During a climate crisis, the world’s largest tropical wetlands must be saved before it is too late
The Pantanal wetlands are located in the heart of South America and are the world’s largest tropical wetlands. Home to a wealth of biodiversity, they stretch from Brazil into Paraguay and Bolivia.
Unlike the Amazon rainforest, vegetation in the Pantanal has evolved to coexist with fire — many plant species there require the heat from fires to germinate. Often caused by lightning strikes, those natural fires spring up at the end of the dry season, but the surrounding floodplains prevent them from spreading.

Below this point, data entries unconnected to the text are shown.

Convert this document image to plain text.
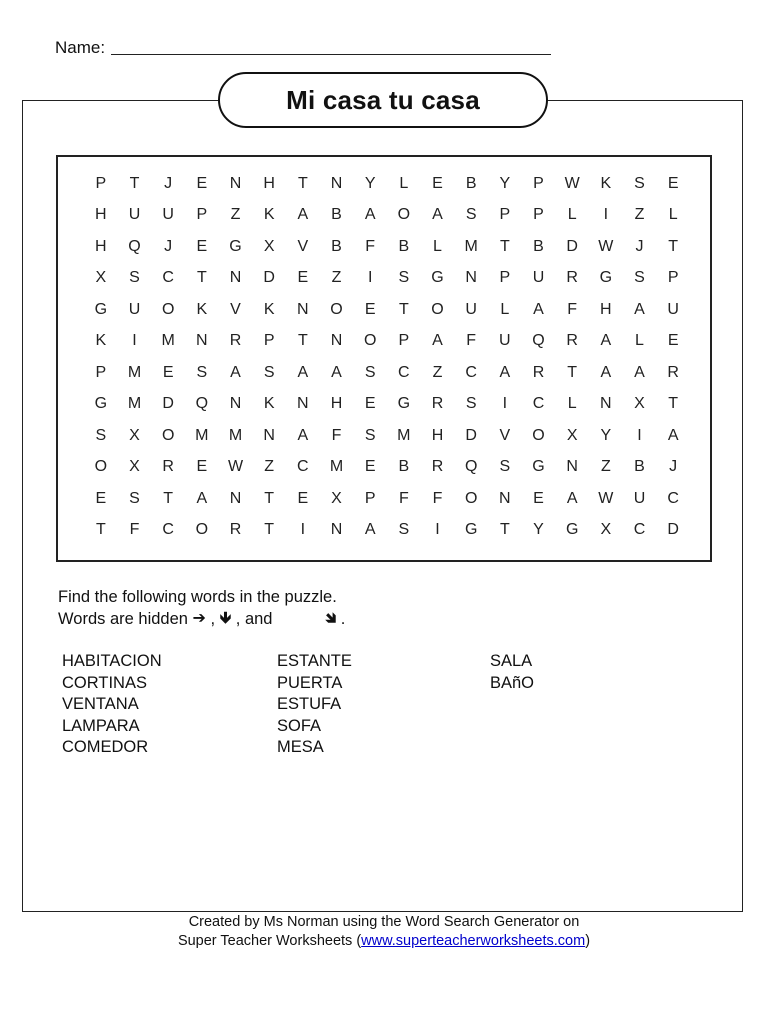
Name:
Mi casa tu casa
P	T	J	E	N	H	T	N	Y	L	E	B	Y	P	W	K	S	E
H	U	U	P	Z	K	A	B	A	O	A	S	P	P	L	I	Z	L
H	Q	J	E	G	X	V	B	F	B	L	M	T	B	D	W	J	T
X	S	C	T	N	D	E	Z	I	S	G	N	P	U	R	G	S	P
G	U	O	K	V	K	N	O	E	T	O	U	L	A	F	H	A	U
K	I	M	N	R	P	T	N	O	P	A	F	U	Q	R	A	L	E
P	M	E	S	A	S	A	A	S	C	Z	C	A	R	T	A	A	R
G	M	D	Q	N	K	N	H	E	G	R	S	I	C	L	N	X	T
S	X	O	M	M	N	A	F	S	M	H	D	V	O	X	Y	I	A
O	X	R	E	W	Z	C	M	E	B	R	Q	S	G	N	Z	B	J
E	S	T	A	N	T	E	X	P	F	F	O	N	E	A	W	U	C
T	F	C	O	R	T	I	N	A	S	I	G	T	Y	G	X	C	D
Find the following words in the puzzle.
Words are hidden ➔ , 🡻 , and	🡾 .
HABITACION
CORTINAS
VENTANA
LAMPARA
COMEDOR
ESTANTE
PUERTA
ESTUFA
SOFA
MESA
SALA
BAñO
Created by Ms Norman using the Word Search Generator on
Super Teacher Worksheets (www.superteacherworksheets.com)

What’s different now is the drought, contributing further to the unusually dry conditions and exacerbating the fire risk. More than 580 species of birds, 271 of fish, 174 of mammals, 131 of reptiles and 57 of amphibians thrive in the region’s flooded areas, grasslands, lakes and forests.
Unceasing fires have killed many species or left them without homes to migrate to. The number of fires in the region has been drastically increasing with every passing year.
In 2020, there were 3,506 fires from January 1 to July 22, a 192 per cent increase from 2019. In 2019-20, the region suffered the worst drought in 50 years. During a climate crisis, the world’s largest tropical wetlands must be saved before it is too late.